Chinese government spending jumps over 25 per cent amid efforts to revive slowing economy
China’s fiscal spending jumped 25.9 per cent in August from a year earlier as Beijing tries to re-energise flagging economic growth.
That was biggest rise since April, when spending leapt 33 per cent, data from the Ministry of Finance showed on Tuesday.
For the first eight months of the year, fiscal expenditure is now up 14.8 per cent, over 10 trillion yuan (HK$12.1 trillion) compared with the same period last year.
READ MORE: China's factory output and fixed-asset investment growth in August fail to meet forecasts
With traditional monetary responses such as interest rate cuts having less impact on economic activity than in the past, China is trying to increase fiscal stimulus to both shore up short-term growth and defend against deflationary pressures.

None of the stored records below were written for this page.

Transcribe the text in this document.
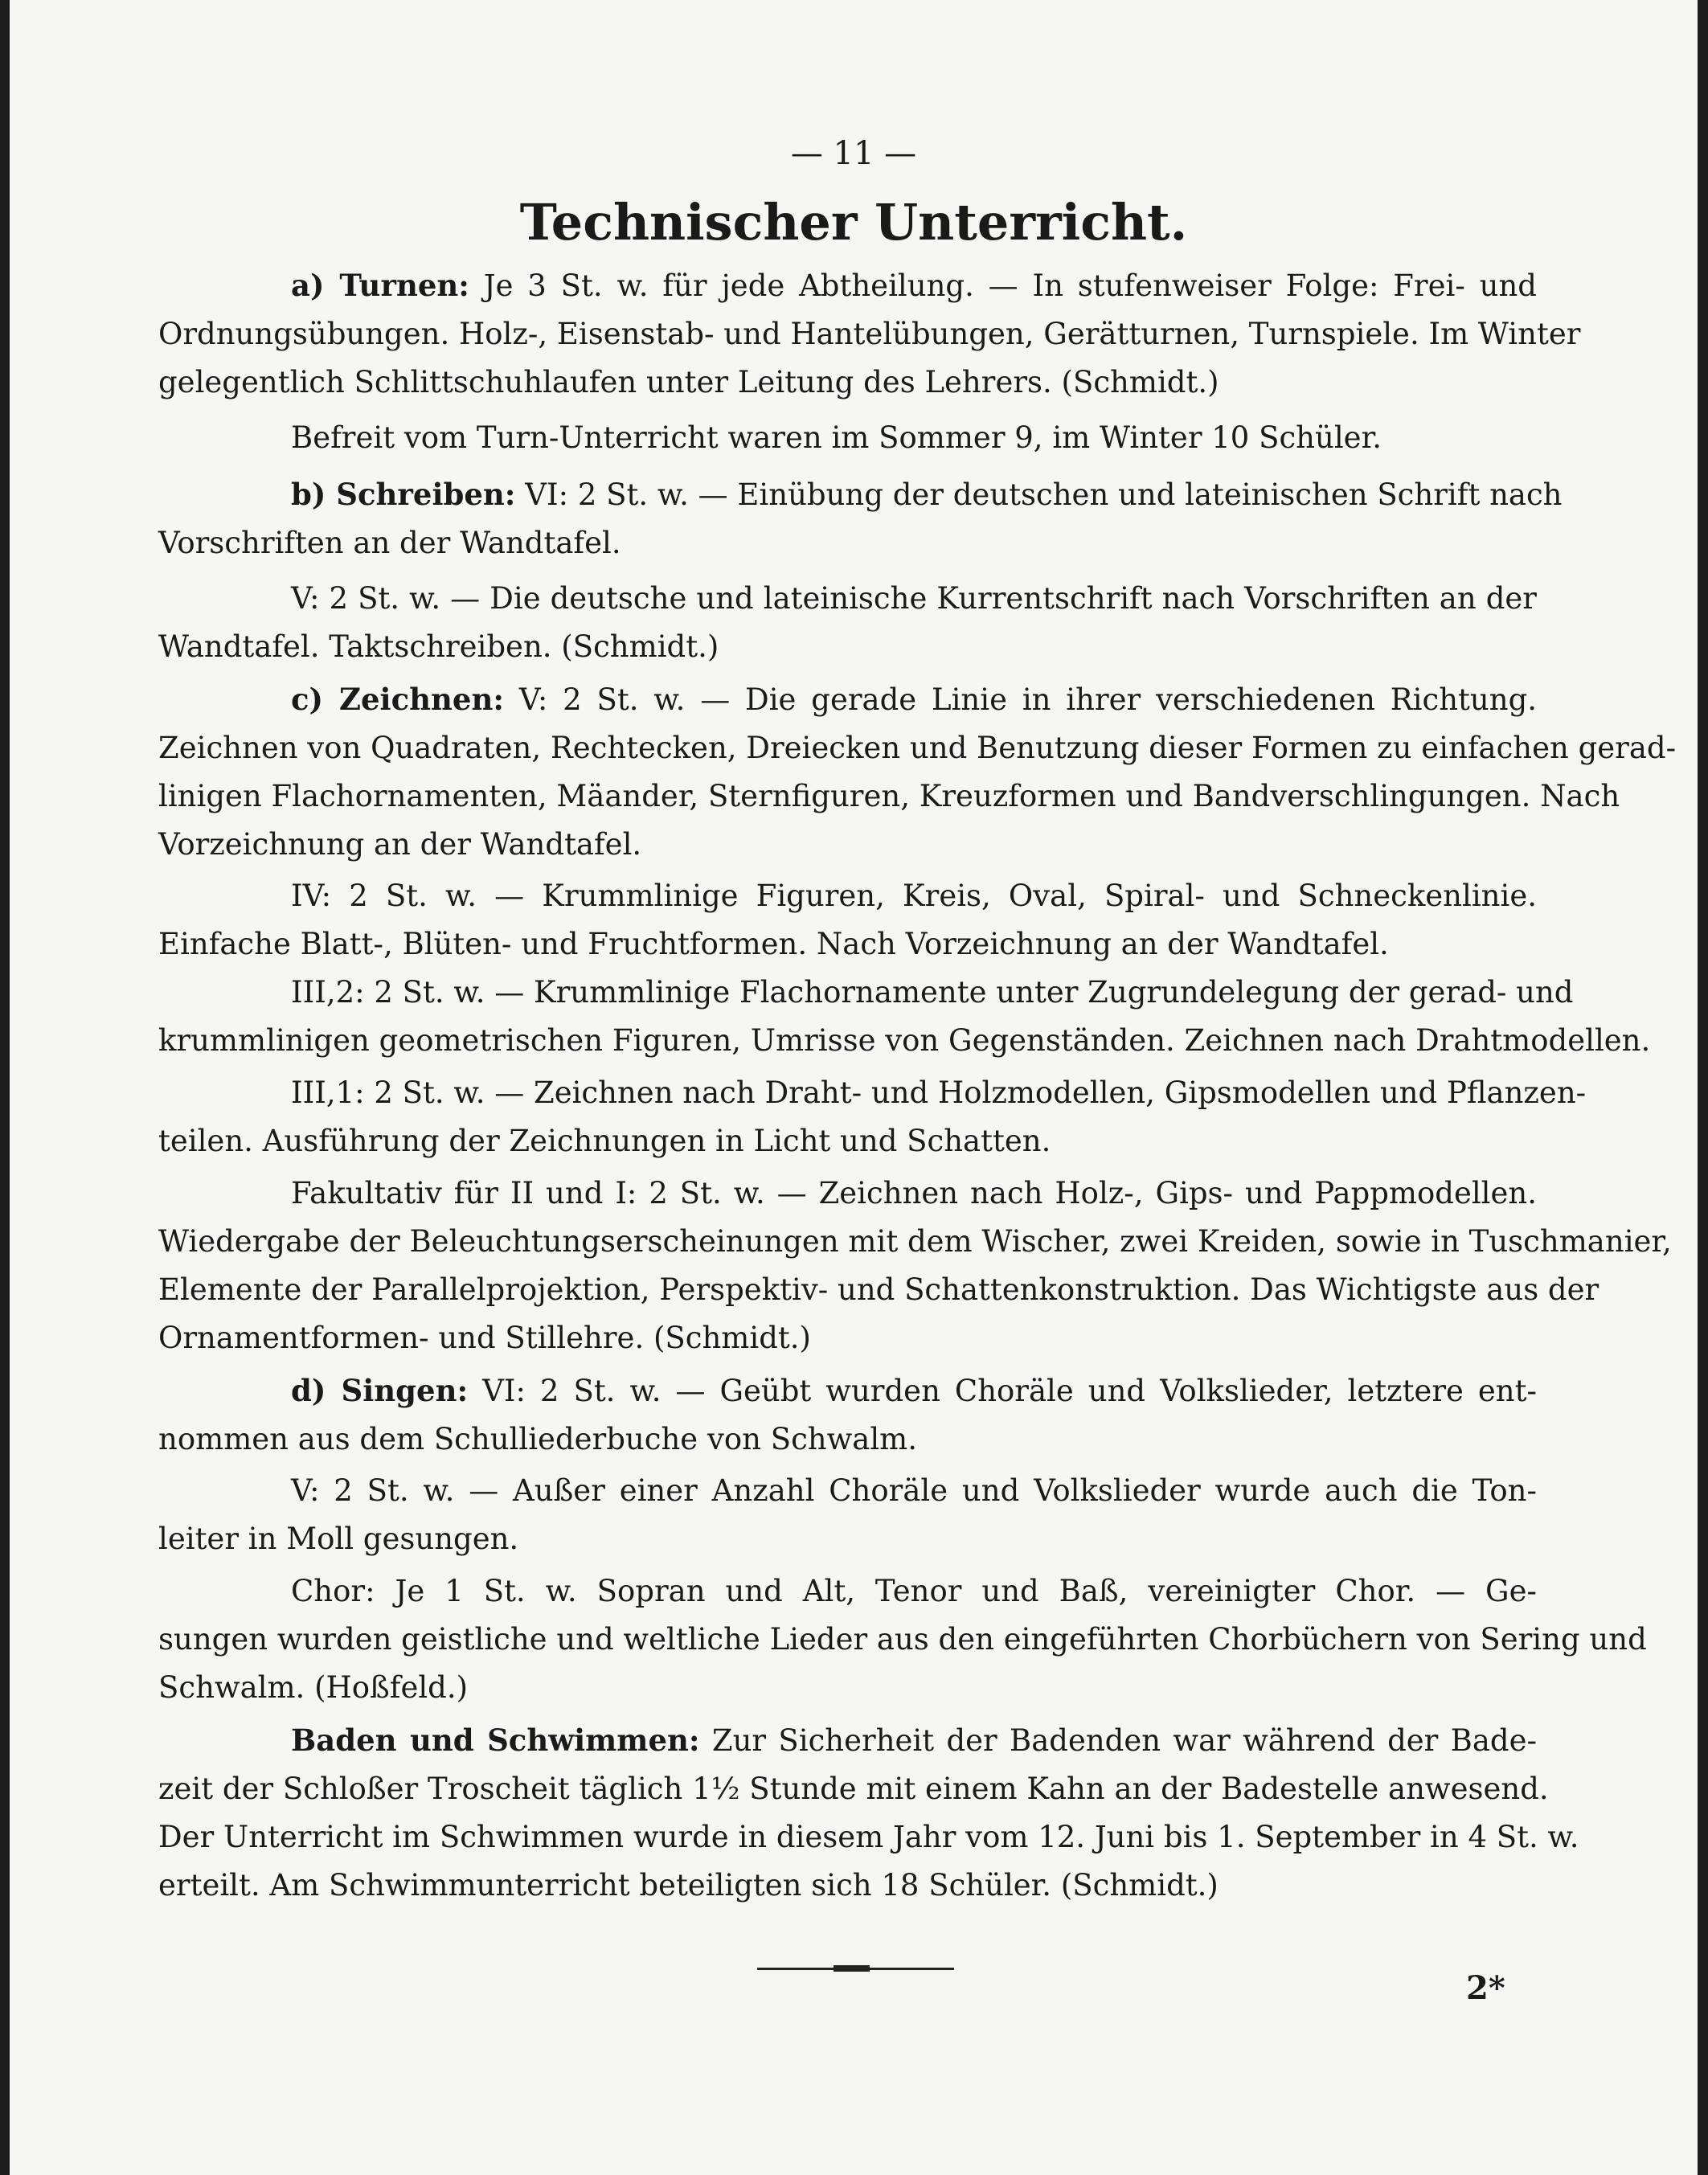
— 11 —
Technischer Unterricht.
a) Turnen: Je 3 St. w. für jede Abtheilung. — In stufenweiser Folge: Frei- und
Ordnungsübungen. Holz-, Eisenstab- und Hantelübungen, Gerätturnen, Turnspiele. Im Winter
gelegentlich Schlittschuhlaufen unter Leitung des Lehrers. (Schmidt.)
Befreit vom Turn-Unterricht waren im Sommer 9, im Winter 10 Schüler.
b) Schreiben: VI: 2 St. w. — Einübung der deutschen und lateinischen Schrift nach
Vorschriften an der Wandtafel.
V: 2 St. w. — Die deutsche und lateinische Kurrentschrift nach Vorschriften an der
Wandtafel. Taktschreiben. (Schmidt.)
c) Zeichnen: V: 2 St. w. — Die gerade Linie in ihrer verschiedenen Richtung.
Zeichnen von Quadraten, Rechtecken, Dreiecken und Benutzung dieser Formen zu einfachen gerad-
linigen Flachornamenten, Mäander, Sternfiguren, Kreuzformen und Bandverschlingungen. Nach
Vorzeichnung an der Wandtafel.
IV: 2 St. w. — Krummlinige Figuren, Kreis, Oval, Spiral- und Schneckenlinie.
Einfache Blatt-, Blüten- und Fruchtformen. Nach Vorzeichnung an der Wandtafel.
III,2: 2 St. w. — Krummlinige Flachornamente unter Zugrundelegung der gerad- und
krummlinigen geometrischen Figuren, Umrisse von Gegenständen. Zeichnen nach Drahtmodellen.
III,1: 2 St. w. — Zeichnen nach Draht- und Holzmodellen, Gipsmodellen und Pflanzen-
teilen. Ausführung der Zeichnungen in Licht und Schatten.
Fakultativ für II und I: 2 St. w. — Zeichnen nach Holz-, Gips- und Pappmodellen.
Wiedergabe der Beleuchtungserscheinungen mit dem Wischer, zwei Kreiden, sowie in Tuschmanier,
Elemente der Parallelprojektion, Perspektiv- und Schattenkonstruktion. Das Wichtigste aus der
Ornamentformen- und Stillehre. (Schmidt.)
d) Singen: VI: 2 St. w. — Geübt wurden Choräle und Volkslieder, letztere ent-
nommen aus dem Schulliederbuche von Schwalm.
V: 2 St. w. — Außer einer Anzahl Choräle und Volkslieder wurde auch die Ton-
leiter in Moll gesungen.
Chor: Je 1 St. w. Sopran und Alt, Tenor und Baß, vereinigter Chor. — Ge-
sungen wurden geistliche und weltliche Lieder aus den eingeführten Chorbüchern von Sering und
Schwalm. (Hoßfeld.)
Baden und Schwimmen: Zur Sicherheit der Badenden war während der Bade-
zeit der Schloßer Troscheit täglich 1½ Stunde mit einem Kahn an der Badestelle anwesend.
Der Unterricht im Schwimmen wurde in diesem Jahr vom 12. Juni bis 1. September in 4 St. w.
erteilt. Am Schwimmunterricht beteiligten sich 18 Schüler. (Schmidt.)
2*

Spending on education rose 15.8 per cent from January to August; healthcare 19.5 per cent; energy conversation and clean technology 22.7 per cent; and social security and employment 21.7 per cent.
However, China’s clunky budget process and at times strained relationships with some local government officials appear to be still complicating the transmission process in terms of turning higher spending into actual activity.
Angry Chinese authorities have seized up to 1 trillion yuan from local governments who failed to use their budget allocations, according to sources.
The huge underspend, linked to officials’ reluctance to splash out on big-ticket projects while authorities crack down on corruption, supports the argument of some economists that Chinese state investment has grown too slowly this year.
Fiscal revenues rose 6.2 per cent in August from a year earlier and are now up 7.4 per cent for the first eight months from a year earlier, according to the data.
Unsteady domestic and global demand, a wobbly housing market and cooling investment are expected to drag China’s official full-year growth to 7 per cent in 2015, the lowest in a quarter of a century, although some analysts suspect real growth levels are already much lower.
A near 40 per cent drop in China’s stock market in the summer and a shock near-2 per cent devaluation in the yuan in mid-August have added to concerns about the health of the economy, roiling global financial markets.
READ MORE: Chinese Premier Li Keqiang rejects economic quick fix in favour of reform
In another sign China is prepared to crank up fiscal stimulus, the powerful economic planner, the National Development and Reform Commission, held an internal teleconference on Monday to discuss the ways to stabilise investment growth.
Measures to be taken include dispensing a second round of financing for construction projects by September and ensuring that funding for projects paid for by the central government will be ready in the next two weeks.